Greenwald and Poitras enter the US


Glenn Greenwald and Laura Poitras entered the US today. They are here to receive their Polk Awards for National Security Reporting at an event to be held today in New York City.

So what is going to happen? There was a lot of anger expressed by many in the US government over their role in helping disseminate the Edward Snowden revelations and a major freak-out by those who became unhinged and have been calling for the arrest of anyone who has assisted Snowden or helped in the dissemination of the spying documents.

In January, Director of National Intelligence James Clapper suggested that journalists reporting on the NSA documents were acting as Snowden’s “accomplices.” The following month, Rep. Mike Rogers (R-Mich.), chairman of the House Intelligence Committee, claimed that Greenwald was selling stolen goods by reporting stories on the NSA documents with news organizations around the world. Rep. Peter King (R-N.Y.) has called for Greenwald to be prosecuted.

So will they be arrested?

The problem is that by Greenwald and Poitras judiciously farming out the documents to mainstream publications around the globe and within the US, including solidly establishment papers like the Washington Post and having even the New York Times do stories, the government and the justice department will find it hard to justify the arrest of Greenwald and Poitras alone.

Of course, inconsistency and hypocrisy has not stopped the government in the past. But they may be fearful of a full media uproar if they arrest the pair when they are here to receive a journalistic award. But at the same time, if they allow them to leave again unharassed, they will be seen as paper tigers.

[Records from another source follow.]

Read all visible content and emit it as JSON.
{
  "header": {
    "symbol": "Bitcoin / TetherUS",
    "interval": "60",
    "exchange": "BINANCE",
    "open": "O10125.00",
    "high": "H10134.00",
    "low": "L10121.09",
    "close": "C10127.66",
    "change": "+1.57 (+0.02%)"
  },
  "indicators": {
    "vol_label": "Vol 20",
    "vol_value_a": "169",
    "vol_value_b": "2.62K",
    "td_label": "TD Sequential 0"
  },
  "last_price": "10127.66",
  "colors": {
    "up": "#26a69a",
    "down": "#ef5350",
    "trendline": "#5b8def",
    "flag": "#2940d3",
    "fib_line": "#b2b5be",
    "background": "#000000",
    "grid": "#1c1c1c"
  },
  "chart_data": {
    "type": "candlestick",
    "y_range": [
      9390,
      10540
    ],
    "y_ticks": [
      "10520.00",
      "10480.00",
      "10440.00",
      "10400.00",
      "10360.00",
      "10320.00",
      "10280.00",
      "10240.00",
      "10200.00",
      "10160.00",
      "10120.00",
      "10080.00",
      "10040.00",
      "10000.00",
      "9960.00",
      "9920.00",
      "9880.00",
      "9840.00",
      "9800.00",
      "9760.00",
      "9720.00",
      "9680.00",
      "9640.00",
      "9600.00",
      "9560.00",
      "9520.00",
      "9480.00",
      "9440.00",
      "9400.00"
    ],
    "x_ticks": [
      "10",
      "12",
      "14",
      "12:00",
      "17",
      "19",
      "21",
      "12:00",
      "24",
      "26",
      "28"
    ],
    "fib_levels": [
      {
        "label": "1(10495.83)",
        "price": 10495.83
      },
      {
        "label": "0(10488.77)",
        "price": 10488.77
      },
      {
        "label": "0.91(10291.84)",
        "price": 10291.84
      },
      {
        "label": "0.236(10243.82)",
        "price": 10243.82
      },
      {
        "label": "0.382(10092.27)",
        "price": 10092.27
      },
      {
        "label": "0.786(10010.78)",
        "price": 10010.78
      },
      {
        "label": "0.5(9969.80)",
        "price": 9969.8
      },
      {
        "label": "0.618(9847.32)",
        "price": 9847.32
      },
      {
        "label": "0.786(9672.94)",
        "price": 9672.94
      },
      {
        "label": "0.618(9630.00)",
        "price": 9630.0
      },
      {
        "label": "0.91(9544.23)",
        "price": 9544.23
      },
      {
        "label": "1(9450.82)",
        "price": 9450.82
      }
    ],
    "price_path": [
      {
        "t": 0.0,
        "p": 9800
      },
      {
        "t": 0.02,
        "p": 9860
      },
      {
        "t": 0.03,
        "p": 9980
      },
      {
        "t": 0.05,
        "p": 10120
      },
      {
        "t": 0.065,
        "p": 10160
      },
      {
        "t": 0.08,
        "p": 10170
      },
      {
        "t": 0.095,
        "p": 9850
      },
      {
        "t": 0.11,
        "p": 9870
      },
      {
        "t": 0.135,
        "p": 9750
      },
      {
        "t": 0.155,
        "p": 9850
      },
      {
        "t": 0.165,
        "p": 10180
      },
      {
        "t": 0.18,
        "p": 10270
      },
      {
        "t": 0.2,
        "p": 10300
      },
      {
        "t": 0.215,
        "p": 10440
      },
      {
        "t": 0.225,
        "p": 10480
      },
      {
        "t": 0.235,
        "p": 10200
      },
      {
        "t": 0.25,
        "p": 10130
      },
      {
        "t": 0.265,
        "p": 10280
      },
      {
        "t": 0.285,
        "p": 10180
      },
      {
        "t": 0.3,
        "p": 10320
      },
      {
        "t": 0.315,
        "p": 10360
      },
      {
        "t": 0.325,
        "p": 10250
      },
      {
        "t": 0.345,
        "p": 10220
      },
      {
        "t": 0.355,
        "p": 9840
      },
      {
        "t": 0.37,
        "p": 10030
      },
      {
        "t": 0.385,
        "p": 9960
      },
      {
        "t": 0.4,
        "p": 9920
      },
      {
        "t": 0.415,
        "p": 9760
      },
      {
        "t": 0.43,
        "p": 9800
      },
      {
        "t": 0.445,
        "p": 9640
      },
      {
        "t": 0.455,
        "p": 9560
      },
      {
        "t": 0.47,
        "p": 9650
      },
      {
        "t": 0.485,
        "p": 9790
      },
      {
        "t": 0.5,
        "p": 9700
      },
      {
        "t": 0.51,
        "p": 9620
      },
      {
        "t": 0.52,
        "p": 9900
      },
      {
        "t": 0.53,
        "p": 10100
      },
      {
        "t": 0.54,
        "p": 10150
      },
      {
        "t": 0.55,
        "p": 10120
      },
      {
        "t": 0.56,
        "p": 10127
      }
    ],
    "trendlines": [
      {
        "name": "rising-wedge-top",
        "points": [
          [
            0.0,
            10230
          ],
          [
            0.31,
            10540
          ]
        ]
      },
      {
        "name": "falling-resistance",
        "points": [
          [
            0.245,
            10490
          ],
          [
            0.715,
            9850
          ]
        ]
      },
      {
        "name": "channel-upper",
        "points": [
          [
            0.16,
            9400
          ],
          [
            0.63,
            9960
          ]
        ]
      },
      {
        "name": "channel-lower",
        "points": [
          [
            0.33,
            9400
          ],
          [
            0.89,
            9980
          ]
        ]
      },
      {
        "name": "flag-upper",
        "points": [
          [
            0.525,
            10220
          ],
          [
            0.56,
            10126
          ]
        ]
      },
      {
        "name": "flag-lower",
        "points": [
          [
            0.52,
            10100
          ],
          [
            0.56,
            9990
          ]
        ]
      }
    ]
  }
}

This should be interesting to watch.

Comments

  1. Dean Gilbert says

    I don’t think I’ve ever been so interested to hear about someone entering another country before.

  2. John Horstman says

    They won’t touch ’em; doing so would be courting all-out cyberwar from the hacker community in the US, not to mention massive meatspace protests. They want to minimize and distract in order to quell public pressure on Congress to do something (at the extreme end, massively scale back or eliminate spying, at least domestically), and high-profile arrests would have the exact opposite effect, and also may well be violations of the free press clause.

  3. jonP says

    I wonder what public pressure, or congress, can actually do at this point. I am sure government officials could get away with arresting or disappearing them, but it would make it blatantly obvious and explicit that they really can get away with breaking laws and violating the constitution. The government spying apparatus seems completely above the law now.

  4. AsqJames says

    Important to note that they (certainly Greenwald, not sure about Poitras) have been very careful not to simply “farm out” any of the Snowden materials. Wherever any media outlet has published stories based on documents obtained from Snowden via Greenwald, he has been named as one of the journalists working on the story -- i.e. he got a by-line credit.

    The US government have been quite happy to go after sources using espionage laws, and even to prosecute journalists for refusing to name sources (hardly something they can nail GG for!). To do so they’ve had to argue for an extremely narrow reading of the 1st amendment, but prosecuting a journalist because of stories they’ve published would require not just a narrow reading, but actually skipping fairly significant sections entirely.

    The popular understanding of what is, and is not, constitutional is elastic to a certain degree, and it can be manipulated to an extent through propaganda. But when you get to the limit of that elasticity, either you stop stretching, you lose your grip or the whole thing snaps in unpredictable ways.